Minha mãe, Dra. Lúcia, sempre foi uma figura distante. Para o mundo, ela era uma profissional brilhante, uma salvadora de vidas. Em casa, ela era uma rainha de gelo. Seu carinho era raro e sempre direcionado a duas pessoas: meu irmão, Pedro, o filho de ouro, e Sofia, a filha que ela escolheu.
Sofia foi adotada quando tinha dez anos, depois que seus pais supostamente morreram em um acidente de carro. Desde o primeiro dia, minha mãe a tratou como uma boneca de porcelana. Tudo o que Sofia queria, ela conseguia. As melhores roupas, as melhores escolas, a atenção incondicional de Lúcia.
Pedro era o orgulho dela. Inteligente, popular, seguindo os passos do nosso pai, Carlos, nos negócios da família. Ele era a prova viva do sucesso do casamento deles.

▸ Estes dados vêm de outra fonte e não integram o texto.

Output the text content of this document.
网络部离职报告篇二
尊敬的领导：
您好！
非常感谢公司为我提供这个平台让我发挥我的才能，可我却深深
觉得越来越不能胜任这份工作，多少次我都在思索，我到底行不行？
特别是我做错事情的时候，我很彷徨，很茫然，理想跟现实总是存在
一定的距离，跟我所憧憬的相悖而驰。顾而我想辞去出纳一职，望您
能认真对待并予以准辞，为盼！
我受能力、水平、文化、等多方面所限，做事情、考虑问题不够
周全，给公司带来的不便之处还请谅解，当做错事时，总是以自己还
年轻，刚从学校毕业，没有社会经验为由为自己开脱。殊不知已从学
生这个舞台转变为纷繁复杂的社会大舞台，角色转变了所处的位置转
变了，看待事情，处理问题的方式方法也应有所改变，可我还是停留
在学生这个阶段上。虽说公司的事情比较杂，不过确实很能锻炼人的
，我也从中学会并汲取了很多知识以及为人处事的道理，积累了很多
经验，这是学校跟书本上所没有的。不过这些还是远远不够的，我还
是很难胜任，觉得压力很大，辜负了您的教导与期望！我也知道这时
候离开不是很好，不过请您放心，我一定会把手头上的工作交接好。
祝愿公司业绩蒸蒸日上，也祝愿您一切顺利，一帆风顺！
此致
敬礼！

E eu? Eu era a Maria. A filha quieta, a estudante de direito que não tinha o brilho de Pedro nem a doçura fabricada de Sofia. Eu era uma peça de mobília na casa, algo que estava ali, mas que ninguém realmente notava, a menos que tropeçasse.
Cresci à sombra deles, acostumada a ser a segunda, terceira, ou última opção.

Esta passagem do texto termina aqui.